Esta es una gran oportunidad para mostrar ante los demás, lo grande que podemos ser ambos, que algo tan interior que nace desde lo más profundo de nuestro ser y que se proyecta con los brazos abiertos para recibir y principalmente para dar aquello de lo cual debemos de sentirnos orgullosos, que no es sino el entregarnos a esa amistad, en la cual se desborda todo nuestro amor.
Saber que todo lo que hacemos con este amor hacia todos los demás, sea mi compañero, mi pareja, mi trabajo, mis jefes, mi empresa, es tan recompensado con la satisfacción de que con ellos nos estamos realizando con mayor intensidad, en nuestra persona y en mi perfección como humano.
Alguna vez pensaremos que no somos capaces de dar tanto, pero para esto recurro a lo que escribimos en un artículo anterior, el de que estamos hechos para ser felices, y que esta felicidad la encontraremos en nuestra intimidad, al saber que no hay barrera que me impida que derrame mi amistad o mi amor hacia quien lo necesite, y esto nos traerá muchas recompensas y muchas alegrías.
Es importante saber también que habrá algunas dificultades para realizar todo esto, y de manera principal para brindar mi amistad a aquellos que no me interesan, a aquellos con los cuales he tenido dificultades o desencuentros, a aquello que me repugna o me hace sentir totalmente fuera de lugar, es en este momento en que lo que nosotros brindemos a ellos se convierta en algo sublime para nosotros, porque encontraremos una gran satisfacción: saber que el dar nos engrandece, nos hace mas personas no ante los demás, sino ante nosotros mismos, el intento de ser parte de este gran grupo empresarial, y es el que aporto todo mí conocimiento, y al cual entrego todo mí esfuerzo aunque sea una parte pequeña de ese todo, realizarme con toda humildad, y tener la grandeza de ser pequeño, y así será importante para nosotros el sentir que no tengo barreras para intentar con todos ser uno más de ellos, por mi grupo, por mi empresa.
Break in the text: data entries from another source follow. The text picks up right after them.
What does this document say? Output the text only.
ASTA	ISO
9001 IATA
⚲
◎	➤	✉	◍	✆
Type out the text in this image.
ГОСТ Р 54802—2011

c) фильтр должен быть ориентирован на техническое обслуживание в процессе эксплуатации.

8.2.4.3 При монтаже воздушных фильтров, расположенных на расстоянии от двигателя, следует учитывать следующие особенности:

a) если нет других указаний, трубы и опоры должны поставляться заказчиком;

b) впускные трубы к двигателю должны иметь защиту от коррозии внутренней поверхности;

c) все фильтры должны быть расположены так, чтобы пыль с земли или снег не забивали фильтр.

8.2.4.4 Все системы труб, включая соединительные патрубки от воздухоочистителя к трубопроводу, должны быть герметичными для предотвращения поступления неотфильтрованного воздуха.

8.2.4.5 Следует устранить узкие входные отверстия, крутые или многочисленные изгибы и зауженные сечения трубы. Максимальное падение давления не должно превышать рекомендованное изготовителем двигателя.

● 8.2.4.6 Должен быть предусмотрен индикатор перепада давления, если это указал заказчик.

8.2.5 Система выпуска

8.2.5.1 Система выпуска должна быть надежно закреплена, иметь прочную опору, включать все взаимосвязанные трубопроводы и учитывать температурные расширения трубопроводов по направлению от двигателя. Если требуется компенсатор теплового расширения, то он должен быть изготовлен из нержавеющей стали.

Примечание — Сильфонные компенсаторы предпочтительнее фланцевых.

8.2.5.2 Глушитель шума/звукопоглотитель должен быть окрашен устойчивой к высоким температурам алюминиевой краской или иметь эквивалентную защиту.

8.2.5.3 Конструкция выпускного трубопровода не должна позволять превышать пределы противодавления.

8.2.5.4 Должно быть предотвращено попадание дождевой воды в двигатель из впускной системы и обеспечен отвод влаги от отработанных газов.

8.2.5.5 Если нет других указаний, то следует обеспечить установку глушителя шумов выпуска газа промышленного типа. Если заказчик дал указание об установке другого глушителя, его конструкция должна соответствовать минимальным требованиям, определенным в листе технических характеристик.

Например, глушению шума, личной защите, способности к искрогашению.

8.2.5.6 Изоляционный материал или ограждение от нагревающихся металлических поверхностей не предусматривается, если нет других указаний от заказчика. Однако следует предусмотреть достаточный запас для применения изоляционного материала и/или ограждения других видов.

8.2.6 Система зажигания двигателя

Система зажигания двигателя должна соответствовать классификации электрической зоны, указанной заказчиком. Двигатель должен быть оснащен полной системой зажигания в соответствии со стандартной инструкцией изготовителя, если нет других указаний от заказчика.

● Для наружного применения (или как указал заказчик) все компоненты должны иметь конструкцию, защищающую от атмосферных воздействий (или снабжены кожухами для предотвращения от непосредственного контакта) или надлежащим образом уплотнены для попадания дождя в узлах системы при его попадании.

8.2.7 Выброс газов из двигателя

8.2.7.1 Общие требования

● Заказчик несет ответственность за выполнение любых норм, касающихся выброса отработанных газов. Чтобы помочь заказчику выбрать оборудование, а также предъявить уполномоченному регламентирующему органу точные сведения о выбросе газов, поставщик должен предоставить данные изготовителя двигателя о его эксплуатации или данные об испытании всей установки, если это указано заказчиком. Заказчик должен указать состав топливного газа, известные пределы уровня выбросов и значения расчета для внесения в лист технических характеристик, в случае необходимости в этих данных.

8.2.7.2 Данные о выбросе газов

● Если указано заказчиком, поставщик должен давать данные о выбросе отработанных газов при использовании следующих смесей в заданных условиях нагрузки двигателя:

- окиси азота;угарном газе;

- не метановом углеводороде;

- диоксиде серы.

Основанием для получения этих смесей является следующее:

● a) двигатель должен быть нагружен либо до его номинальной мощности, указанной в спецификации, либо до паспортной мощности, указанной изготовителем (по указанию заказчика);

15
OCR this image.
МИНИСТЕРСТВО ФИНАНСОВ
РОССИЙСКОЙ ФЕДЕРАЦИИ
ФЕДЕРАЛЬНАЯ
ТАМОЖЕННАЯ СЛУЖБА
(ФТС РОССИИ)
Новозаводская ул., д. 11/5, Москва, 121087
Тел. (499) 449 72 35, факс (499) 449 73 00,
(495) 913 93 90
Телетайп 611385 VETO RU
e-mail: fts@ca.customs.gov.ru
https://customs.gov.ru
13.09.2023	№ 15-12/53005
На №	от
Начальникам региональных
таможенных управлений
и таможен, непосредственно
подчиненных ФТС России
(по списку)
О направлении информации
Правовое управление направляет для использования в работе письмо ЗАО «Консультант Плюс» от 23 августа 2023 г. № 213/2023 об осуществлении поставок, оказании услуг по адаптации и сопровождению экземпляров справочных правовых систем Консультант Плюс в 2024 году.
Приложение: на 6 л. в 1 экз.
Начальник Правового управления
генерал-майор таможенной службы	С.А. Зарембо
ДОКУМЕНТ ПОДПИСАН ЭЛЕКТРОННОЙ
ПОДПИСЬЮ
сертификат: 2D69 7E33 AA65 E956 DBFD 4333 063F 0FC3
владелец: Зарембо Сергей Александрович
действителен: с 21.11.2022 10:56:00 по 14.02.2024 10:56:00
El amar es consolar, si esto es verdadero, incrementará en todos nosotros, la manera de convivir, de tomar todas nuestras tareas con un entusiasmo que nos lleve a que crezcamos en todo, sea empresa y persona y buscar así, un engrandecimiento de todo nuestro entorno.
Si de verdad amamos e intentamos dar, toda la vida será corta para poder desbordar nuestra entrega. Y saber que si tenemos dolor este nos fortificara para poder amar en su totalidad, el ser humildes no nos hace ser ignorados, al contrario, los demás en mi empresa van a querer tenerme como amigo, ya que en mi encontraran el apoyo que tal vez en este tiempo estén anhelando tener. En una palabra , la Humildad es la verdad , que cada día seas más verdadero, más auténtico.